Selvakumar comes from a “family of engineers,” as he puts it, in a small town in southern India. As an undergraduate, he recounts, “the interaction between product design and manufacturing began to interest me more.” Before long, Selvakumar had begun to focus on manufacturing more specifically, and found the MEngM program a logical place for his graduate studies.
The medical-devices field, where he works, is one common destination for MEngM alumni, although among the 150 graduates of the MEngM program since 2006, the most common employers so far have been Apple, Hewlett-Packard, Schlumberger and Proctor & Gamble.
MEngM students such as Selvakumar seem increasingly interested in the problems of turning creative industrial designs into mass-market consumer goods.
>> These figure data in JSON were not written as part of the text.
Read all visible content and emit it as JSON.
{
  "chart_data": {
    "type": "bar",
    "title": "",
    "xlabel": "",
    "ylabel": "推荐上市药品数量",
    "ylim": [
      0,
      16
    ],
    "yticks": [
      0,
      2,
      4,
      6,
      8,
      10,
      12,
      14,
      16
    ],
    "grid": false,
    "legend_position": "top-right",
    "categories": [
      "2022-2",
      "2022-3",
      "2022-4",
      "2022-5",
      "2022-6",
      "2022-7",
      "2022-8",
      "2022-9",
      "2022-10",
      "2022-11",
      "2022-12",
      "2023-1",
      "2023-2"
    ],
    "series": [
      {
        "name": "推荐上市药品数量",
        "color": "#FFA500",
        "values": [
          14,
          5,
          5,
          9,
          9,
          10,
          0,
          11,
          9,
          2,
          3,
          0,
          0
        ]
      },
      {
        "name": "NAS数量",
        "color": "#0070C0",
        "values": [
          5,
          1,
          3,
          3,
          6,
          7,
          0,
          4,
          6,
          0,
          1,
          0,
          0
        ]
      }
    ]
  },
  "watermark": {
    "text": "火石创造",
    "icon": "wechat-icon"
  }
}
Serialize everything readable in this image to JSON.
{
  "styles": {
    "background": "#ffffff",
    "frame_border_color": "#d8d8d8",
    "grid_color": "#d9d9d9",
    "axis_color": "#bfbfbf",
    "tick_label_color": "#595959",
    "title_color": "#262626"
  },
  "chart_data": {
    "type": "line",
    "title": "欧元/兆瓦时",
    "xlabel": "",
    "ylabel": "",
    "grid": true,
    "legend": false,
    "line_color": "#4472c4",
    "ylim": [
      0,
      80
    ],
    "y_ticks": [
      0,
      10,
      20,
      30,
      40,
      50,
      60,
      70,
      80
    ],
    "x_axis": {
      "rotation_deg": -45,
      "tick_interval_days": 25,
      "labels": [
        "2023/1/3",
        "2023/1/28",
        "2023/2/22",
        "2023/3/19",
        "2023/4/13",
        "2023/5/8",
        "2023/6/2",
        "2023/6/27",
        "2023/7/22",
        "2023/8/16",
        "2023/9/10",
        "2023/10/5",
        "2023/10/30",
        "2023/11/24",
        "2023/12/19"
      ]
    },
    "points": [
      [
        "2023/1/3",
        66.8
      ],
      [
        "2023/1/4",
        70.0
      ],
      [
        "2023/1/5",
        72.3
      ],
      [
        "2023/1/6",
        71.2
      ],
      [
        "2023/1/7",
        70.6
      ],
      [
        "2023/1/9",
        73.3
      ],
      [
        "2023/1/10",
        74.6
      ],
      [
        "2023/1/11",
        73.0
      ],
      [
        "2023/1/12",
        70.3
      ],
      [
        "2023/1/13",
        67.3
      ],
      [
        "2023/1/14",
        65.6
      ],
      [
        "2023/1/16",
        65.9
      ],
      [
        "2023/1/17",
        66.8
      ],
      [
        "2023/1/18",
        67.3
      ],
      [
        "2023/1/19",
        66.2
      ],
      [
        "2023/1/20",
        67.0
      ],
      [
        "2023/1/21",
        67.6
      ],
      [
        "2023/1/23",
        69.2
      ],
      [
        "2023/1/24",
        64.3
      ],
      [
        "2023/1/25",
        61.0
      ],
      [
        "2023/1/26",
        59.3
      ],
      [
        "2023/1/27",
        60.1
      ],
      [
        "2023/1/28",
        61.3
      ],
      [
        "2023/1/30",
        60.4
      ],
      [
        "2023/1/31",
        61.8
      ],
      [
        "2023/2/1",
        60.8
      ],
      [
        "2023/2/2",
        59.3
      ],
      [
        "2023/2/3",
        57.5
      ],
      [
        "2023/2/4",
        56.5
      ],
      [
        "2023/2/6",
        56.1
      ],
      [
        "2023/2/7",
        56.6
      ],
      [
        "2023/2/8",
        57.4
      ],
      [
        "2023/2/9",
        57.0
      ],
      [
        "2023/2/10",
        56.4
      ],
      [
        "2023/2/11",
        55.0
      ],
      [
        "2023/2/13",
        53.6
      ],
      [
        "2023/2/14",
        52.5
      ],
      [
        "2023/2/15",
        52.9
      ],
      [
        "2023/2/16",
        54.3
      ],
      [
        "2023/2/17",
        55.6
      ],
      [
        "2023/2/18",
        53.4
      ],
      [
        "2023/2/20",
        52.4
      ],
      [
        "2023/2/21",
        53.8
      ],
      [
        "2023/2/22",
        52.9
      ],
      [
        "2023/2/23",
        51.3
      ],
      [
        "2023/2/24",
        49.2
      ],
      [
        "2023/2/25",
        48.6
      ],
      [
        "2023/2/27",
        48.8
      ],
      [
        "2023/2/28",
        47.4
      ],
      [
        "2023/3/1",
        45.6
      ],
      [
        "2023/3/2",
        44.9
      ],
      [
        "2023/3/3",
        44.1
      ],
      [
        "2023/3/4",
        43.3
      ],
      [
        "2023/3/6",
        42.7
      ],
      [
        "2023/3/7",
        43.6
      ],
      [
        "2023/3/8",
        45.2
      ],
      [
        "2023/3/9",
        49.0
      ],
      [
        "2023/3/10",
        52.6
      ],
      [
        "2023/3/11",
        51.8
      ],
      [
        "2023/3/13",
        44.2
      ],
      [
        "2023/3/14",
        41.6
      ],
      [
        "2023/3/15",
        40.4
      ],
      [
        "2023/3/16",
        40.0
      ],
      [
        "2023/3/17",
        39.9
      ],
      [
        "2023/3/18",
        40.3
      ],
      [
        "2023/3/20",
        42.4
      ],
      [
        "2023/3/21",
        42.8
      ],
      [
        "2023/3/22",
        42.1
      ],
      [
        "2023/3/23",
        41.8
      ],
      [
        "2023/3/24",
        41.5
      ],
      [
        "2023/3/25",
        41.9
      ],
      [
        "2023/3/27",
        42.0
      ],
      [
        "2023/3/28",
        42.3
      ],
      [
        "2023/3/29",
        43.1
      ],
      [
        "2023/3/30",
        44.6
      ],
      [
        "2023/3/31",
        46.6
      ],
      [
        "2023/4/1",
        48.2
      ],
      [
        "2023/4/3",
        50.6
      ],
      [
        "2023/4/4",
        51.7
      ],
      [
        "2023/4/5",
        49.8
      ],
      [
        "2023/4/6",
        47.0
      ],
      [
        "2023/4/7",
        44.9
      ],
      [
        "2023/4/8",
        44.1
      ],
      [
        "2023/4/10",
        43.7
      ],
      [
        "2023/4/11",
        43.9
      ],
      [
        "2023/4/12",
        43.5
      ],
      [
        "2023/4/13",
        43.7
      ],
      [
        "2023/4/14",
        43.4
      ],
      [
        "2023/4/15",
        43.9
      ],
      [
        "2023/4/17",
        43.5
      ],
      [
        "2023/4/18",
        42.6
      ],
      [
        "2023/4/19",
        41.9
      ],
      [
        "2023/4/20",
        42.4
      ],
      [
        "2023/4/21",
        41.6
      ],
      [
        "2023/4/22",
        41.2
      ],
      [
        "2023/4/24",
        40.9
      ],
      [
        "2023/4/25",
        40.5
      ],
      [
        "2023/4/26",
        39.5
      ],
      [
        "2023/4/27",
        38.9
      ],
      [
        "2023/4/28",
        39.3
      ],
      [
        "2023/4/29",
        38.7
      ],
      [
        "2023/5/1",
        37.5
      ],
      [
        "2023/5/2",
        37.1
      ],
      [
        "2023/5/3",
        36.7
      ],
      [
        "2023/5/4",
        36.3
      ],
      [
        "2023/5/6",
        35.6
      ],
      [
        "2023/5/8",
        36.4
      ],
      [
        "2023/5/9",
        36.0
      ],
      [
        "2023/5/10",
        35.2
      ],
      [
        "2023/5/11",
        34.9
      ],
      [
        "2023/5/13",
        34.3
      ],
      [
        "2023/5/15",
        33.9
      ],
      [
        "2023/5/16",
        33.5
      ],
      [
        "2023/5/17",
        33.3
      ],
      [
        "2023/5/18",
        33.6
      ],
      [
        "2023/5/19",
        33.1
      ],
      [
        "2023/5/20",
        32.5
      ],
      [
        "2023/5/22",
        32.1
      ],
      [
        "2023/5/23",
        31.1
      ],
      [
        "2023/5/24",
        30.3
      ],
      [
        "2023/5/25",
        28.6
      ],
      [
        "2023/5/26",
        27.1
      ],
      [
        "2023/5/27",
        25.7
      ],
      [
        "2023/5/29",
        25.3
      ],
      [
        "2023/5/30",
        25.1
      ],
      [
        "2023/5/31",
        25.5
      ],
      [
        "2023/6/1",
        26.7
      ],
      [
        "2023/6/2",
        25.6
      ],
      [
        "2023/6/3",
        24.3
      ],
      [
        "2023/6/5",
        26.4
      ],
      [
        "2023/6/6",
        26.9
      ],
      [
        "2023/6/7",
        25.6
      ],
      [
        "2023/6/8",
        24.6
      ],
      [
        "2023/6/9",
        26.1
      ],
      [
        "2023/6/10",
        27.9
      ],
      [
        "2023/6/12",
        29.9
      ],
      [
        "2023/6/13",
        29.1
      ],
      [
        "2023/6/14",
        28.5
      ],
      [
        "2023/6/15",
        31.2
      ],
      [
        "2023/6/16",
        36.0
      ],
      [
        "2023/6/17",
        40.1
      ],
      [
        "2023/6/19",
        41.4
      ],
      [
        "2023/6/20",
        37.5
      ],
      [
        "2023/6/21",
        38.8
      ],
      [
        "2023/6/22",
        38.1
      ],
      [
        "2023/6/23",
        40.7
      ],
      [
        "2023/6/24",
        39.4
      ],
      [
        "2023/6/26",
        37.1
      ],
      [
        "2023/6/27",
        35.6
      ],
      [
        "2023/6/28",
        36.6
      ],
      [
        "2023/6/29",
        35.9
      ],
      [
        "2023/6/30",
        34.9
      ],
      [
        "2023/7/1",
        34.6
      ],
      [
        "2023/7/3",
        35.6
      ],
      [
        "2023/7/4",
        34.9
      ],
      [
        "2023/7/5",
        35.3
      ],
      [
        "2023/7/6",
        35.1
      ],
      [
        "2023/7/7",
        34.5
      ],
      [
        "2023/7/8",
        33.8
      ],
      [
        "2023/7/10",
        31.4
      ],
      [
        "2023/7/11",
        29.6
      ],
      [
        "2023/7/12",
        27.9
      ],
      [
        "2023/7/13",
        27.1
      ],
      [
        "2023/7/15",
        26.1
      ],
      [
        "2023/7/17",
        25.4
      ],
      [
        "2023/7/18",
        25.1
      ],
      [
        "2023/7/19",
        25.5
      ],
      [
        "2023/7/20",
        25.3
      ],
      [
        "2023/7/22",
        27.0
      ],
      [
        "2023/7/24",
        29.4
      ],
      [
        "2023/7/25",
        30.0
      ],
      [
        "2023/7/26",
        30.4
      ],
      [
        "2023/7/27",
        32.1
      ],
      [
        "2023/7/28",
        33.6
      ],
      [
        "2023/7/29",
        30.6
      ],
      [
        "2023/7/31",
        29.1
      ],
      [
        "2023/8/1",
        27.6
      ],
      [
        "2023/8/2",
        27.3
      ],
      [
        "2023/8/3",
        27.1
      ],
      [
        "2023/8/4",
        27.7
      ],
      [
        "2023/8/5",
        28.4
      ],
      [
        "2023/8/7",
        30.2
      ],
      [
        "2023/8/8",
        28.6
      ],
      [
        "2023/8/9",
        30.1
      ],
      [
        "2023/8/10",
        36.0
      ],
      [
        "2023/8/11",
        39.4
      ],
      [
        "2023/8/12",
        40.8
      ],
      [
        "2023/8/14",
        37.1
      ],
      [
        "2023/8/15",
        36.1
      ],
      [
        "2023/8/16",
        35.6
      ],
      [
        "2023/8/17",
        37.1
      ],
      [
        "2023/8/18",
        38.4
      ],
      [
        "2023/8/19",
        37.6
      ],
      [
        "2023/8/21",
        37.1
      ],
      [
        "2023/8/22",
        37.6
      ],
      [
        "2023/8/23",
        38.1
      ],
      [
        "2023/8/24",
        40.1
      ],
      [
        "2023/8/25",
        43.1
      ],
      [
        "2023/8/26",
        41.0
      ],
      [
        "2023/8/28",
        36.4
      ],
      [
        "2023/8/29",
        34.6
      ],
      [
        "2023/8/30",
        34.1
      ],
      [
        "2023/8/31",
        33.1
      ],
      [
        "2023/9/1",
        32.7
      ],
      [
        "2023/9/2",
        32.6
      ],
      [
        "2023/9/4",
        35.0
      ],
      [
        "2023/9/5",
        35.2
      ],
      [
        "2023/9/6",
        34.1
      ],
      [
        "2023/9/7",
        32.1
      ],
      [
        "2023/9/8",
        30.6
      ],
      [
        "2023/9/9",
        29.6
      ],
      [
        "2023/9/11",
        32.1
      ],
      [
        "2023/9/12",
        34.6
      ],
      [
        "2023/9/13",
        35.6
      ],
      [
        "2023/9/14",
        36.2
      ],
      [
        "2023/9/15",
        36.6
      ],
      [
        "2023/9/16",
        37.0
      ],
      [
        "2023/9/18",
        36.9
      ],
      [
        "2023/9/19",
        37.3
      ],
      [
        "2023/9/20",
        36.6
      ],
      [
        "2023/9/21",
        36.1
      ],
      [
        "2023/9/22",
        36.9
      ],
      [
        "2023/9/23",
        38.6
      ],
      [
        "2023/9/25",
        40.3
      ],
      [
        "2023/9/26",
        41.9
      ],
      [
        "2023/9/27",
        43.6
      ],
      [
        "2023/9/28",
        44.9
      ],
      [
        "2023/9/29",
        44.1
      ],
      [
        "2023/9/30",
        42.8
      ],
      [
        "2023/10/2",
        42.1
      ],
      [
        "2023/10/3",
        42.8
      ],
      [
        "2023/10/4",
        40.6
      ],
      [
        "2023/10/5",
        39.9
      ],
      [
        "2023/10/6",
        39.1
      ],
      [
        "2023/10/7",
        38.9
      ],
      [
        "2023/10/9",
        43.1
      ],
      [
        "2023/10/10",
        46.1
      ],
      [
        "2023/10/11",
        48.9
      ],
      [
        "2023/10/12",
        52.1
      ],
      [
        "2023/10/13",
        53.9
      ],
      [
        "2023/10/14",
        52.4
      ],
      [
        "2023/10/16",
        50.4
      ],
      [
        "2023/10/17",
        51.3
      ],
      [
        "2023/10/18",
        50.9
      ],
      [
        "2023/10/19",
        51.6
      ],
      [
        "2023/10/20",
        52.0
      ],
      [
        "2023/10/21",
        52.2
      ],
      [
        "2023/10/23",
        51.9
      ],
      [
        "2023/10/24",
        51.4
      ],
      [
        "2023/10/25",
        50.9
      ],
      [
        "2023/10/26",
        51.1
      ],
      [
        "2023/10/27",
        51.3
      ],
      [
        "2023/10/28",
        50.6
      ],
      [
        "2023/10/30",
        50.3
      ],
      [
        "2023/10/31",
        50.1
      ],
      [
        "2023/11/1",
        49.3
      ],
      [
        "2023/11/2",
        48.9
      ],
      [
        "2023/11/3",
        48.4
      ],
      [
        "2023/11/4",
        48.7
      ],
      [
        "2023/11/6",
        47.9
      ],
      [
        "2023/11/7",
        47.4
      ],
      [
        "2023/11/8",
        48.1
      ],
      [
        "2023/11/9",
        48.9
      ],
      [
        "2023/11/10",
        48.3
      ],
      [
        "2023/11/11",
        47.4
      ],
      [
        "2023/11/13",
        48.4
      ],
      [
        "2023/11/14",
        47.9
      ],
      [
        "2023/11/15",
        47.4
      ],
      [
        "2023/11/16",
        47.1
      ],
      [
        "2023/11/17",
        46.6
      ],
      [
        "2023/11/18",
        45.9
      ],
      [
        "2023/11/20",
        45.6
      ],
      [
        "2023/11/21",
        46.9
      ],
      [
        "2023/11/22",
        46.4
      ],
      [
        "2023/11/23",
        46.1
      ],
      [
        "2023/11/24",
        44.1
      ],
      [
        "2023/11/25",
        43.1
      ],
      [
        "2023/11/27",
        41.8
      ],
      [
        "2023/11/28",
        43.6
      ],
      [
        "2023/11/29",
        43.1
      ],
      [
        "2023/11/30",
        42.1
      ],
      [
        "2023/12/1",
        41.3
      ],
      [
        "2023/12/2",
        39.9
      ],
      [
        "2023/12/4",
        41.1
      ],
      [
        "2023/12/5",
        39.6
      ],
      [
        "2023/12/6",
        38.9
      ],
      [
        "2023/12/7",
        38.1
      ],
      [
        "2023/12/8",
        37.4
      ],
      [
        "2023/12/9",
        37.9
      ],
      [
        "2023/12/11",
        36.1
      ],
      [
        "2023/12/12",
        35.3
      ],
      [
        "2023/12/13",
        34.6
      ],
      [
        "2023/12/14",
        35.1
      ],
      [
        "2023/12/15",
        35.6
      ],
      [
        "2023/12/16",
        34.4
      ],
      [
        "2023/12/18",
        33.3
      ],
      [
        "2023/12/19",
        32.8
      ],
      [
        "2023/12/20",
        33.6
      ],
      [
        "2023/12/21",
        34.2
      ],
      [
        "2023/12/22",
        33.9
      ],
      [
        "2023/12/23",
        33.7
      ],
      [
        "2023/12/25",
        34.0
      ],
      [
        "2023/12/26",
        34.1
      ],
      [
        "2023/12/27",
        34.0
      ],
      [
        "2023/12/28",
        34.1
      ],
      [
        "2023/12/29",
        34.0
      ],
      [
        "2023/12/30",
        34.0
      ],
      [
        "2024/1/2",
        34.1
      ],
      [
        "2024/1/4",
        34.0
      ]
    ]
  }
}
As Anthony puts it, these students are “interested in product realization, understanding how to take a design and have it be manufactured and make money.”
Other graduates of the MEngM program have gone on to pursue further graduate work, including PhDs in engineering and systems theory. There is not one definitive post-graduation track for students, although virtually all MEngM graduates take seriously the idea that developing new forms of manufacturing is a key part of creating global economic growth in the decades ahead.
“They’re aware before they leave here that this is an issue of importance to every nation,” Hardt says.
Plenty of uncertainty surrounds the long-term global future of manufacturing. For now, in any case, the firms that have worked with the MEngM program say they certainly would like to keep their doors open to its students.
“We’ll stay with it for as long as they’ll keep having us as a partner,” Rodriguez says.